それは、「気になる部分があったら、その音とオクターブの関係になっている音も疑うべし」というものだ。

例えば、「2kHz」あたりの音がうるさく感じられたとする。うるさいということは、このあたりがピークになっている可能性があるということなのだが…。しかし、「2kHz」のところを下げても、うるささが取れないときがある。

そんなときは、その音とオクターブの関係になっているバンドを下げてみると、「2kHz」の音のうるささが取れることがあるのだ。

「2kHz」のオクターブ下の音は、1kHz。1kHzのさらにオクターブ下の音は500Hz。500Hzのさらにオクターブ下の音は250Hz。250Hzの1オクターブ下の音は125Hz。

例えばカロッツェリアの『サイバーナビ』の「13バンドイコライザー」(写真参照)で見ると、「2kHz」とジャストでオクターブの関係となるバンドは、下から順に、「125Hz」、「500Hz」の2つだ。これらを下げてみると、「2kHz」のうるささが落とせる場合があるのだ。

中・高音のピークは、えてして、低域を下げることで消えることがある。中高域のうるささに対しては、「オクターブの関係にあるバンド」も疑ってみてほしい。

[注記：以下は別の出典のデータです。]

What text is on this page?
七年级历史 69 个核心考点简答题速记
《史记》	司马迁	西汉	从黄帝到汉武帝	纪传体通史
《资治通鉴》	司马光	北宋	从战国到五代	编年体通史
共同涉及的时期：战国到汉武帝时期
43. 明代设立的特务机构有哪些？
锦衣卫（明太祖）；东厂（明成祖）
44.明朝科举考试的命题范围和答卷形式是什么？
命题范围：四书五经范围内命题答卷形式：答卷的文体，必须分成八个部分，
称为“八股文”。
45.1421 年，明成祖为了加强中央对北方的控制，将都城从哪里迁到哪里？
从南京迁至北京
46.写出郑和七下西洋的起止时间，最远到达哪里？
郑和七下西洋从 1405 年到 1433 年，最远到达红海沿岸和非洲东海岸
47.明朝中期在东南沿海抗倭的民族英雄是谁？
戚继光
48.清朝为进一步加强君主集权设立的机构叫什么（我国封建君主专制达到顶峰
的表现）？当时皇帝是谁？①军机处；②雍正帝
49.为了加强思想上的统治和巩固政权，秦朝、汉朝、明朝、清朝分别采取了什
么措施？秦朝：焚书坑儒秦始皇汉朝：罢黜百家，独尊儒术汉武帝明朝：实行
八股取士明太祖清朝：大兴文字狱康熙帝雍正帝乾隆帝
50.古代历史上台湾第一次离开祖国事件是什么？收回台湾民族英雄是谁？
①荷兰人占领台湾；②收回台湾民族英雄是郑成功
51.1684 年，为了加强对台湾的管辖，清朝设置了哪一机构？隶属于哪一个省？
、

■低音がしっかり出ると、中・高音にも良い影響が出る。

なお、各楽器の「基音」の範囲を周波数として覚えておくと、それも「サウンドチューニング」において役に立つ。代表的な楽器について、「基音」の範囲の目安を以下に掲載しておくので、参考にしていただきたい。

・ピアノ=27.5Hzから、約4kHzあたりまで
・エレキギター=82.4Hzから、1.3kHzあたりまで
・4弦エレキベース=41.2Hzから、400Hzあたりまで
・ヴァイオリン=196Hzから、2.5kHzあたりまで
・トランペット=160Hzくらいから、930Hzあたりまで
・トロンボーン=80Hzくらいから、450Hzあたりまで
・バスドラム(キック)=60Hzくらいから、100Hzあたりまで
・シンバル=4kHzくらいから、12kHzくらいまで

これらを見ると、音楽においての「基音」の範囲は、ほぼほぼミッドウーファーが担当していることを再認識していただけると思う。トゥイーターは主に、「倍音」を担当しているユニット、というイメージだ。

さらに、「基音」と「倍音」に関して、もう1つ、言及しておきたいことがある。それは、「低音がしっかり出ると、中・高音にも良い影響が出る」というものだ。

サブウーファーを投入すると、低音が増強されて、音楽にパンチが出るのだが、同時に、中・高音の情報量が向上し、充実感が満ちてくる。これは、土台がしっかりすることで、「倍音」のノリが良くなるからである。サブウーファーの投入は、サウンド全体に影響を与える、ということを、くれぐれもお忘れなきように。

さて、「スペシャル・キーワード解説」は以上で終了だ。また機会があれば、この他のキーワードについて、深堀りする機会を設けたいと思う。第2弾にもご期待いただけたら幸いだ。